Valentine’s Day Origins

Rachel Laventure, Staff Writer

Every year on February 14th, we celebrate a day of love and romance: Valentine’s Day. This day is commemorated by candy hearts, roses and a lot of chocolate. However, most people don’t know the origins of this love filled day. There are many stories and legends surrounding Valentine’s Day, but the most popular one by far originates in the Roman era. Taking place around the year 278 A.D., Rome was under a ruler named Claudius, a man who was responsible for many unnecessary wars. Having problem to get soldiers to join the army, he believed the origin of this problem was that the men were too attached to their children and wives and could not leave home. In response to that, he chose to ban all marriages and engagement. People were outraged, angered at this unfair decree. Valentine, a priest, defied the unfair rule of Claudius and continued to marry people in secret. He was soon discovered and arrested for violating the law. He was sentenced to be beaten to death with clubs, and to have his head cut off. This sentence was carried out on February 14, and in response, the Catholic church named him a saint, and made the 14th a holiday.

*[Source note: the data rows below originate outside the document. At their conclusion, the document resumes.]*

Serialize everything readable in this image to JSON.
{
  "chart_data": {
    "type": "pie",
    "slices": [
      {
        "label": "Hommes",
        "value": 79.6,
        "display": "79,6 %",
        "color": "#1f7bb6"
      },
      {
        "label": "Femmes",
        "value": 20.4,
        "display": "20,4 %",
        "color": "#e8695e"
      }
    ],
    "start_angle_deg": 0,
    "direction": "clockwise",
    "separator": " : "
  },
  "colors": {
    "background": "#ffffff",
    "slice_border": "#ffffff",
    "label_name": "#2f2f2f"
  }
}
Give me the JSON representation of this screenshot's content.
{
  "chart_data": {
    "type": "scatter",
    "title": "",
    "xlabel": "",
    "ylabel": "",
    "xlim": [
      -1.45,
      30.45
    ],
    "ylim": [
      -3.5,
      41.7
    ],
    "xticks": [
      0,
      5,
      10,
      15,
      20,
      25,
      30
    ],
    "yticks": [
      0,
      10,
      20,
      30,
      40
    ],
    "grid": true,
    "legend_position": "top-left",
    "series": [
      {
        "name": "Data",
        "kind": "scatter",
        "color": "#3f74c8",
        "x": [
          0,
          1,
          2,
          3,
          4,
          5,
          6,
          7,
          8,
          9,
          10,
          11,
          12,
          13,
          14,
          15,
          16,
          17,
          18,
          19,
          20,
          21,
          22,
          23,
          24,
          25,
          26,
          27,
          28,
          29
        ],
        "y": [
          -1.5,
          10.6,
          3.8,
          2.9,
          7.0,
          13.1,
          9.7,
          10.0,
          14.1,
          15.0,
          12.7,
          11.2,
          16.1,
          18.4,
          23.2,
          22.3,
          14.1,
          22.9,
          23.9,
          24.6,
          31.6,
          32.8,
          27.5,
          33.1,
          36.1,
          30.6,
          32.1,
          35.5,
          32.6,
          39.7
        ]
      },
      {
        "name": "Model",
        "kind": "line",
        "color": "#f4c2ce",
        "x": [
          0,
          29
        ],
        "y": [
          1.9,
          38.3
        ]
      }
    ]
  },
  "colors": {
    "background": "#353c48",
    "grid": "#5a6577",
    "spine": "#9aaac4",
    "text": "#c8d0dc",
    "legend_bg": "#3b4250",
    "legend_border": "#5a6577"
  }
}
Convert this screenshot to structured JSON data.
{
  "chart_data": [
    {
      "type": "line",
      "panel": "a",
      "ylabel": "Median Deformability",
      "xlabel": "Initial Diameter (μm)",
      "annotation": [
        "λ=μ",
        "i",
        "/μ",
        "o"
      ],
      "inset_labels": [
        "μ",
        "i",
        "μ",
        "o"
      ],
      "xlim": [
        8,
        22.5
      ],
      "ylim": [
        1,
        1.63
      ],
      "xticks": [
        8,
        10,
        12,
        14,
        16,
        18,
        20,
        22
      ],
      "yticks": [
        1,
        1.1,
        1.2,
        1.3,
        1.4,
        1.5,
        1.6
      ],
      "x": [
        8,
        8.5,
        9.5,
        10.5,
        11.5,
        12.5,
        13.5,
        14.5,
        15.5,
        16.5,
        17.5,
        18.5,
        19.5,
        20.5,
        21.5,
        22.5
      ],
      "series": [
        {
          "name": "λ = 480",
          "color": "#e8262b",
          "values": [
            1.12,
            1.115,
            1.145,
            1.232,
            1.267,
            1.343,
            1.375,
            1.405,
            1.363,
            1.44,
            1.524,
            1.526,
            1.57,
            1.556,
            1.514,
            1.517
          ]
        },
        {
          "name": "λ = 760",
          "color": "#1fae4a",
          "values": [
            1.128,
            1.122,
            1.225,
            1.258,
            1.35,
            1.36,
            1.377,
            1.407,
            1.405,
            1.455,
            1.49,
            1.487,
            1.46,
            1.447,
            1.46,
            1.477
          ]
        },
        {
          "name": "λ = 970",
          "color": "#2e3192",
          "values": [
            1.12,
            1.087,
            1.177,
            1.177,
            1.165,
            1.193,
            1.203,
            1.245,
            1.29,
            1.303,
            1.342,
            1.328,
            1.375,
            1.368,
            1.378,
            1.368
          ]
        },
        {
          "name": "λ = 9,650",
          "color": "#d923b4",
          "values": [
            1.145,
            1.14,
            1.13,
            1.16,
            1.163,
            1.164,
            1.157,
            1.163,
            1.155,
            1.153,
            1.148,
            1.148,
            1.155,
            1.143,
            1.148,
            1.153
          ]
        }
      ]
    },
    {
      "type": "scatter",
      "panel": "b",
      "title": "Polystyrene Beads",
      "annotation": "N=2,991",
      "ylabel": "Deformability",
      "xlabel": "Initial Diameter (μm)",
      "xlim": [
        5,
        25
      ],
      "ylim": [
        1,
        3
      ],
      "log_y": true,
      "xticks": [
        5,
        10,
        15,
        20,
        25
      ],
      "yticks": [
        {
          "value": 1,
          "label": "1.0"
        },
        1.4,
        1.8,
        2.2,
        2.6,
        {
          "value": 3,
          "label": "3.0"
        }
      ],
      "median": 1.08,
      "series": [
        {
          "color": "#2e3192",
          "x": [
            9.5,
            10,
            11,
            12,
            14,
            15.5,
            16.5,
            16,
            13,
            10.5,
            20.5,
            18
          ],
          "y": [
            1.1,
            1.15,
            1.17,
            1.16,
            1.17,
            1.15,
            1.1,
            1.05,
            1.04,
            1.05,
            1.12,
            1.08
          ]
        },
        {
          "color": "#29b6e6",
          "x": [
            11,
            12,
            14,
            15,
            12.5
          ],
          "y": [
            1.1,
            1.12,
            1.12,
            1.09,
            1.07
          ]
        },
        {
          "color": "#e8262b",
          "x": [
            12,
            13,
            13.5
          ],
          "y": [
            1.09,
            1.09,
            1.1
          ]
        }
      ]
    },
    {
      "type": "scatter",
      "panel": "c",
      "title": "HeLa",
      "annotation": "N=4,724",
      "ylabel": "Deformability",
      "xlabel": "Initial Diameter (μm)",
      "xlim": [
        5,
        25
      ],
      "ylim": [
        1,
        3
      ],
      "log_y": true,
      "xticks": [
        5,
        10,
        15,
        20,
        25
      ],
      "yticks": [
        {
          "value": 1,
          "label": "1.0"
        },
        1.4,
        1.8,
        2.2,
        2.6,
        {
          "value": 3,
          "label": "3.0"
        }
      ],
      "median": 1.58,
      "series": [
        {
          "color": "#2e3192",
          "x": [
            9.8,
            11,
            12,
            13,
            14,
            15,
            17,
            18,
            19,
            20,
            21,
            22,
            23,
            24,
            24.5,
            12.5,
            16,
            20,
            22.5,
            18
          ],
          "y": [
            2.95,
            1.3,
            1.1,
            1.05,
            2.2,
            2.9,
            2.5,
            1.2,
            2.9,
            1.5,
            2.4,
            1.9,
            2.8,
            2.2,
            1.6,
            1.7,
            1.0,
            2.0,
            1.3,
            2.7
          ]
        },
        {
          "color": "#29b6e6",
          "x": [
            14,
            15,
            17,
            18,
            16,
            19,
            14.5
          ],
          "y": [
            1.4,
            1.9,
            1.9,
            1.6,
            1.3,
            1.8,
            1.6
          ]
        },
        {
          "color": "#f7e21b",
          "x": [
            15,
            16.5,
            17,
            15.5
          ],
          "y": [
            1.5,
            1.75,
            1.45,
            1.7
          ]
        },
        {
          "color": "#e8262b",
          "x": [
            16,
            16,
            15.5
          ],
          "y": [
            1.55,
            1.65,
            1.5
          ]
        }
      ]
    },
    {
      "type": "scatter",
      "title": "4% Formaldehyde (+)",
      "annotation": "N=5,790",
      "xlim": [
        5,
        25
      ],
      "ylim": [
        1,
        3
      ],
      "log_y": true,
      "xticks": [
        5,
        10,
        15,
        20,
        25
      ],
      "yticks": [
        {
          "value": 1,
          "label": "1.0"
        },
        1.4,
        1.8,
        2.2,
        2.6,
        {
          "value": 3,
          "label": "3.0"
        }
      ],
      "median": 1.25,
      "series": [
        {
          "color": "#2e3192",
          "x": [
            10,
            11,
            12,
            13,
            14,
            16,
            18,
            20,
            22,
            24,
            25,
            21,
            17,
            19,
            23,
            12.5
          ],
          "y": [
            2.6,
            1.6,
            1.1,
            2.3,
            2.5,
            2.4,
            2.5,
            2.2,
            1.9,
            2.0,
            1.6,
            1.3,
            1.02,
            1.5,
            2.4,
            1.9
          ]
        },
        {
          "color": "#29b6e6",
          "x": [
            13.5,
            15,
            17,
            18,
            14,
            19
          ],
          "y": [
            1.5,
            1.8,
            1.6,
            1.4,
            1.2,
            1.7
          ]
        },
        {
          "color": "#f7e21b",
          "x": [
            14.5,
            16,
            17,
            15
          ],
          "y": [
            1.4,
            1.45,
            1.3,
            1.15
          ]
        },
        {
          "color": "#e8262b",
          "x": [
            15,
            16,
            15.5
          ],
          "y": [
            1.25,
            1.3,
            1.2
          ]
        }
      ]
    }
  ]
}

Before this however, the 13 through the 15th were reserved to celebrate Lupercalia, a Pagan Holiday celebrating health and fertility. Many traditions including sacrificing goats and dogs, and then whipping others with their hides, believing that this would make them fertile. As Rome slowly became more Catholic, Lupercalia became more and more taboo. The Catholic church then replaced Lupercalia with Valentine’s Day in honor of Saint Valentine and to also obliterate pagan influence, hence the day we now know and celebrate became a tradition.